Monday, October 7, 2013

Living in suspension…


Or life above the clouds.

Although I hate the jet lag and am not too fond of the long flight either, flying home does have its advantages: almost a day of time suspended from my normal life.

A day for reading a book (yes, a whole book – that flight is long!); for doing several Sudoku puzzles (cut from papers and magazines – somehow could never connect with the little pamphlets); for taking a nap (wishful thinking, wishful thinking, but sometimes I get a cat-nap); for being off-line (to my way of thinking it is not an advantage that the airlines now offer it somewhat – although I do understand the business man’s need to keep on top of upcoming events), in short life in suspension.

Would I want to do it often? No
But occasionally a break from the world is not a bad thing.

stars on the ground
Lufthansa

Saturday, October 5, 2013

The life of Riley


As Yosemite Valley emptied, we lingered: the beauty of the meadows un-trampled by
human feet; the trees starting to drape themselves in yellow and the pristine blue skies and fresh air along with an absence of noise (and a ton of cars) made one want to hide out in a tent and get missed for the final count.

Half Dome

Yosemite Valley













We circled the various hotels and lodges, most of which were already shut, talked to a few other tourists who tarried and very much enjoyed a (brother Bob pulled out every time there was even one car behind us) leisurely exit from the park.

Tioga Pass
Granite
We had chosen to go out over the Tiago Pass and, although many were closed, we could still pull out occasionally to take in the splendors surrounding us: huge blocks of granite, followed by fields of shale; various pine trees as well as the odd animal (including a coyote in plain daylight); one alpine lake after the other – we had a “picnic” at Tenaya Lake even a couple of burnt logs from the Rim fire as they had managed to stop it from jumping Highway 120.


Coyote at Tuolome Meadows


Tenaya Lake


Stellar Jay
Tufas at Mono Lake

























 Going down the other side we enjoyed seeing the Tufa’s ("Tufa is a variety of limestone, formed by the precipitation of carbonate minerals from ambient temperature water bodies." as per http://en.wikipedia.org/wiki/Tufa) of  Mono Lake before traveling north only to turn around and go South when we realized that Mammoth was a lot closer than Tahoe. There we found a Westin hotel, off-season, probably not even half full where, for my joining the Starwood Group, we were able to obtain a two-bedroom, two-bath hotel suite. None of us could remember ever having stayed in such fine surroundings for a very reasonable price.
 After a trip along the coast with Scott and Alexandrine, a wedding in San Francisco at the Presidio,this trip to Yosemite and the Sierras, I truly feel like I am living the life of Riley!

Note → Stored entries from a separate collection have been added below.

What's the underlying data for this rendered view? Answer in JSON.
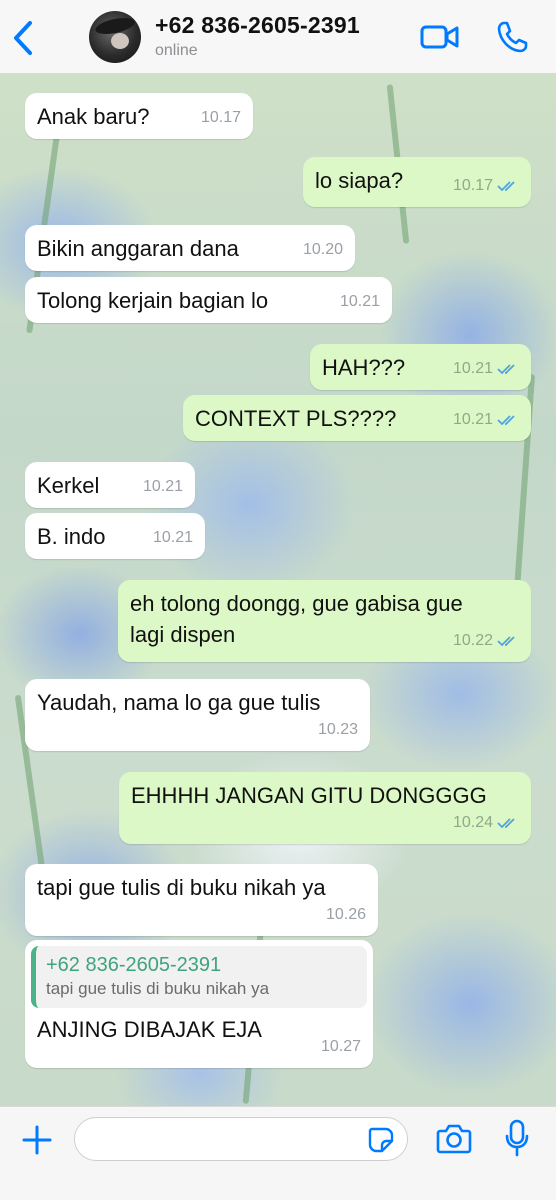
{
  "header": {
    "contact_name": "+62 836-2605-2391",
    "status": "online"
  },
  "messages": [
    {
      "direction": "in",
      "text": "Anak baru?",
      "time": "10.17"
    },
    {
      "direction": "out",
      "text": "lo siapa?",
      "time": "10.17"
    },
    {
      "direction": "in",
      "text": "Bikin anggaran dana",
      "time": "10.20"
    },
    {
      "direction": "in",
      "text": "Tolong kerjain bagian lo",
      "time": "10.21"
    },
    {
      "direction": "out",
      "text": "HAH???",
      "time": "10.21"
    },
    {
      "direction": "out",
      "text": "CONTEXT PLS????",
      "time": "10.21"
    },
    {
      "direction": "in",
      "text": "Kerkel",
      "time": "10.21"
    },
    {
      "direction": "in",
      "text": "B. indo",
      "time": "10.21"
    },
    {
      "direction": "out",
      "text": "eh tolong doongg, gue gabisa gue\nlagi dispen",
      "time": "10.22"
    },
    {
      "direction": "in",
      "text": "Yaudah, nama lo ga gue tulis",
      "time": "10.23"
    },
    {
      "direction": "out",
      "text": "EHHHH JANGAN GITU DONGGGG",
      "time": "10.24"
    },
    {
      "direction": "in",
      "text": "tapi gue tulis di buku nikah ya",
      "time": "10.26"
    },
    {
      "direction": "in",
      "text": "ANJING DIBAJAK EJA",
      "time": "10.27",
      "reply": {
        "name": "+62 836-2605-2391",
        "text": "tapi gue tulis di buku nikah ya"
      }
    }
  ],
  "composer": {
    "input_value": ""
  },
  "colors": {
    "accent": "#007aff",
    "outgoing_bubble": "#dcf8c6",
    "incoming_bubble": "#ffffff",
    "read_ticks": "#4fa3e0",
    "reply_name": "#3fa37d"
  },
  "icons": {
    "back": "chevron-left-icon",
    "video": "video-camera-icon",
    "call": "phone-icon",
    "add": "plus-icon",
    "sticker": "sticker-icon",
    "camera": "camera-icon",
    "mic": "microphone-icon",
    "read": "double-check-icon"
  }
}
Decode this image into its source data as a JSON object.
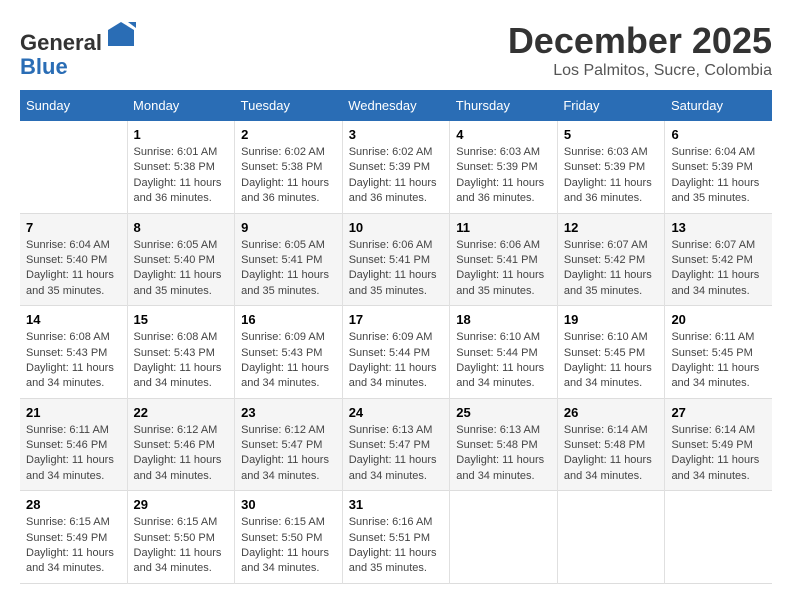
{
  "header": {
    "logo_line1": "General",
    "logo_line2": "Blue",
    "month": "December 2025",
    "location": "Los Palmitos, Sucre, Colombia"
  },
  "weekdays": [
    "Sunday",
    "Monday",
    "Tuesday",
    "Wednesday",
    "Thursday",
    "Friday",
    "Saturday"
  ],
  "weeks": [
    [
      {
        "day": "",
        "info": ""
      },
      {
        "day": "1",
        "info": "Sunrise: 6:01 AM\nSunset: 5:38 PM\nDaylight: 11 hours\nand 36 minutes."
      },
      {
        "day": "2",
        "info": "Sunrise: 6:02 AM\nSunset: 5:38 PM\nDaylight: 11 hours\nand 36 minutes."
      },
      {
        "day": "3",
        "info": "Sunrise: 6:02 AM\nSunset: 5:39 PM\nDaylight: 11 hours\nand 36 minutes."
      },
      {
        "day": "4",
        "info": "Sunrise: 6:03 AM\nSunset: 5:39 PM\nDaylight: 11 hours\nand 36 minutes."
      },
      {
        "day": "5",
        "info": "Sunrise: 6:03 AM\nSunset: 5:39 PM\nDaylight: 11 hours\nand 36 minutes."
      },
      {
        "day": "6",
        "info": "Sunrise: 6:04 AM\nSunset: 5:39 PM\nDaylight: 11 hours\nand 35 minutes."
      }
    ],
    [
      {
        "day": "7",
        "info": "Sunrise: 6:04 AM\nSunset: 5:40 PM\nDaylight: 11 hours\nand 35 minutes."
      },
      {
        "day": "8",
        "info": "Sunrise: 6:05 AM\nSunset: 5:40 PM\nDaylight: 11 hours\nand 35 minutes."
      },
      {
        "day": "9",
        "info": "Sunrise: 6:05 AM\nSunset: 5:41 PM\nDaylight: 11 hours\nand 35 minutes."
      },
      {
        "day": "10",
        "info": "Sunrise: 6:06 AM\nSunset: 5:41 PM\nDaylight: 11 hours\nand 35 minutes."
      },
      {
        "day": "11",
        "info": "Sunrise: 6:06 AM\nSunset: 5:41 PM\nDaylight: 11 hours\nand 35 minutes."
      },
      {
        "day": "12",
        "info": "Sunrise: 6:07 AM\nSunset: 5:42 PM\nDaylight: 11 hours\nand 35 minutes."
      },
      {
        "day": "13",
        "info": "Sunrise: 6:07 AM\nSunset: 5:42 PM\nDaylight: 11 hours\nand 34 minutes."
      }
    ],
    [
      {
        "day": "14",
        "info": "Sunrise: 6:08 AM\nSunset: 5:43 PM\nDaylight: 11 hours\nand 34 minutes."
      },
      {
        "day": "15",
        "info": "Sunrise: 6:08 AM\nSunset: 5:43 PM\nDaylight: 11 hours\nand 34 minutes."
      },
      {
        "day": "16",
        "info": "Sunrise: 6:09 AM\nSunset: 5:43 PM\nDaylight: 11 hours\nand 34 minutes."
      },
      {
        "day": "17",
        "info": "Sunrise: 6:09 AM\nSunset: 5:44 PM\nDaylight: 11 hours\nand 34 minutes."
      },
      {
        "day": "18",
        "info": "Sunrise: 6:10 AM\nSunset: 5:44 PM\nDaylight: 11 hours\nand 34 minutes."
      },
      {
        "day": "19",
        "info": "Sunrise: 6:10 AM\nSunset: 5:45 PM\nDaylight: 11 hours\nand 34 minutes."
      },
      {
        "day": "20",
        "info": "Sunrise: 6:11 AM\nSunset: 5:45 PM\nDaylight: 11 hours\nand 34 minutes."
      }
    ],
    [
      {
        "day": "21",
        "info": "Sunrise: 6:11 AM\nSunset: 5:46 PM\nDaylight: 11 hours\nand 34 minutes."
      },
      {
        "day": "22",
        "info": "Sunrise: 6:12 AM\nSunset: 5:46 PM\nDaylight: 11 hours\nand 34 minutes."
      },
      {
        "day": "23",
        "info": "Sunrise: 6:12 AM\nSunset: 5:47 PM\nDaylight: 11 hours\nand 34 minutes."
      },
      {
        "day": "24",
        "info": "Sunrise: 6:13 AM\nSunset: 5:47 PM\nDaylight: 11 hours\nand 34 minutes."
      },
      {
        "day": "25",
        "info": "Sunrise: 6:13 AM\nSunset: 5:48 PM\nDaylight: 11 hours\nand 34 minutes."
      },
      {
        "day": "26",
        "info": "Sunrise: 6:14 AM\nSunset: 5:48 PM\nDaylight: 11 hours\nand 34 minutes."
      },
      {
        "day": "27",
        "info": "Sunrise: 6:14 AM\nSunset: 5:49 PM\nDaylight: 11 hours\nand 34 minutes."
      }
    ],
    [
      {
        "day": "28",
        "info": "Sunrise: 6:15 AM\nSunset: 5:49 PM\nDaylight: 11 hours\nand 34 minutes."
      },
      {
        "day": "29",
        "info": "Sunrise: 6:15 AM\nSunset: 5:50 PM\nDaylight: 11 hours\nand 34 minutes."
      },
      {
        "day": "30",
        "info": "Sunrise: 6:15 AM\nSunset: 5:50 PM\nDaylight: 11 hours\nand 34 minutes."
      },
      {
        "day": "31",
        "info": "Sunrise: 6:16 AM\nSunset: 5:51 PM\nDaylight: 11 hours\nand 35 minutes."
      },
      {
        "day": "",
        "info": ""
      },
      {
        "day": "",
        "info": ""
      },
      {
        "day": "",
        "info": ""
      }
    ]
  ]
}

Never fear – reality will set in soon enough as I return home.

Thursday, October 3, 2013

The Shutdown hasn’t affected the deer.

My brother got off on his hike to Half Dome at 6 a.m.: his wife and I took a more leisurely path.
 
A day of wandering, taking pictures of the local grey squirrels, a lovely red-headed woodpecker, a family of deer, then two “teenagers” who seemed to be wandering on their own – no mom in sight – the weather was perfect with the air clearer than yesterday.

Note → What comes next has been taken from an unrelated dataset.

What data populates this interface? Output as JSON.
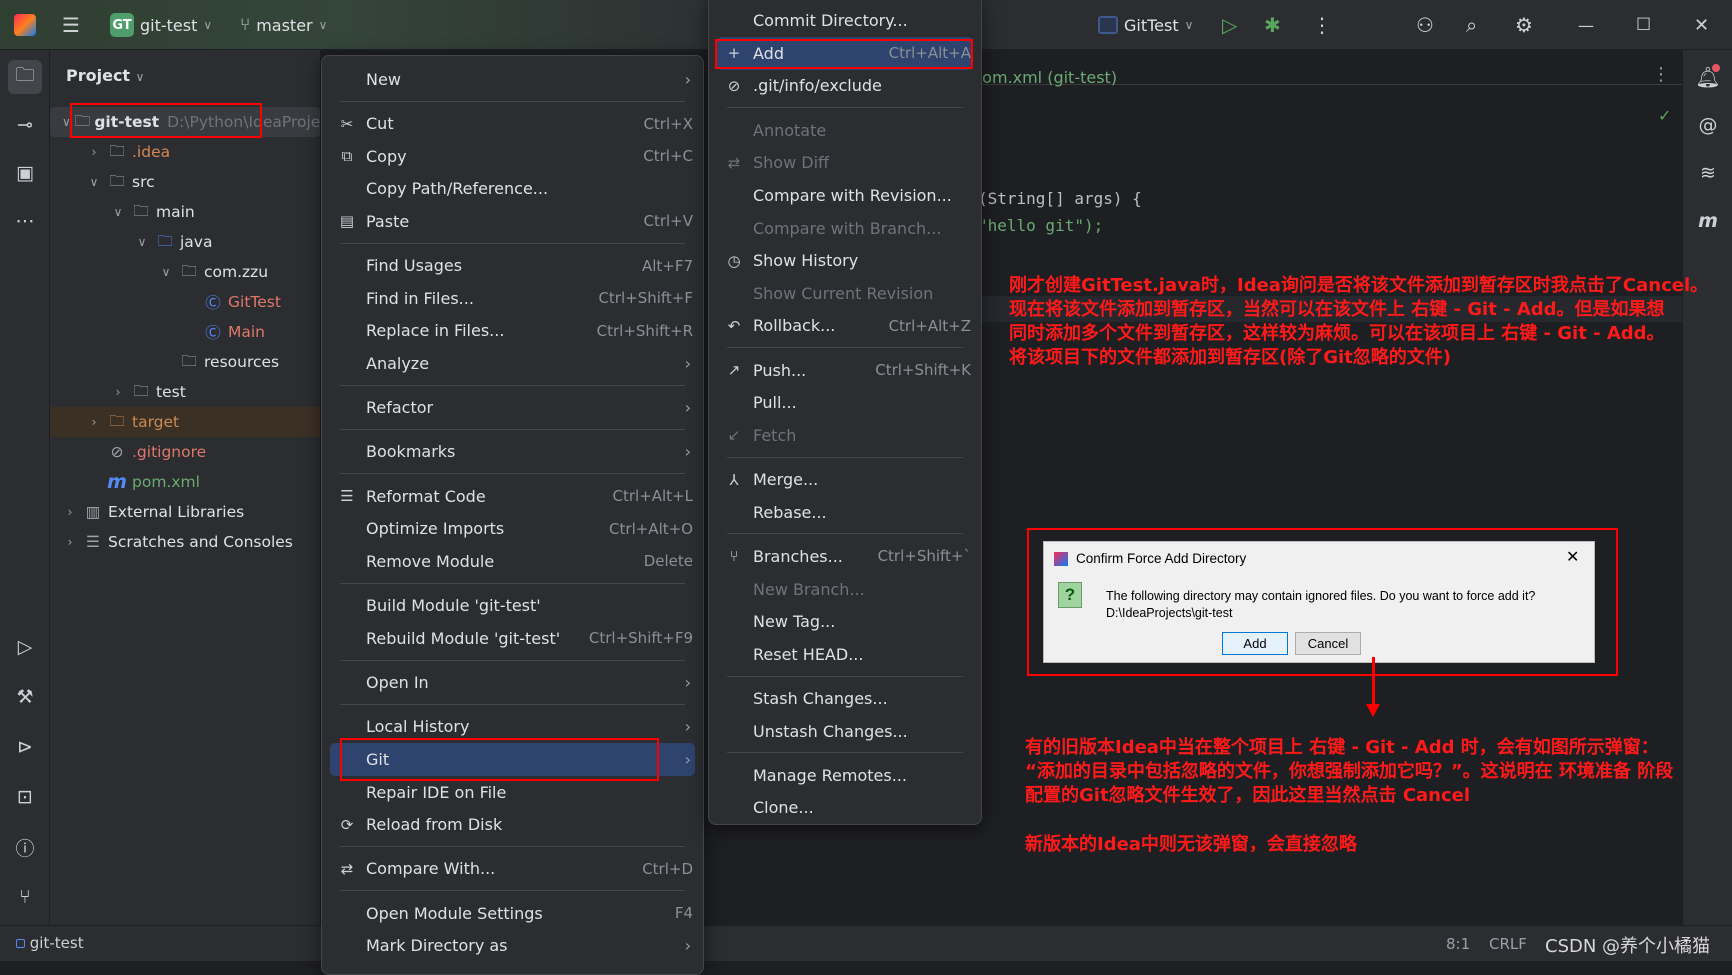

Park employees are mostly very upset – we, as the lucky few – are enjoying the peace and quiet. Yes, many roads are closed, but there is sufficient food and restaurants in three areas to keep us fed and watered. As the park empties enjoying it with only the deer and other animals, sprinkled with a few humans here and there, makes for an extraordinary trip: one of my best to the park.

Half Dome as seen upon entering the park from the western end.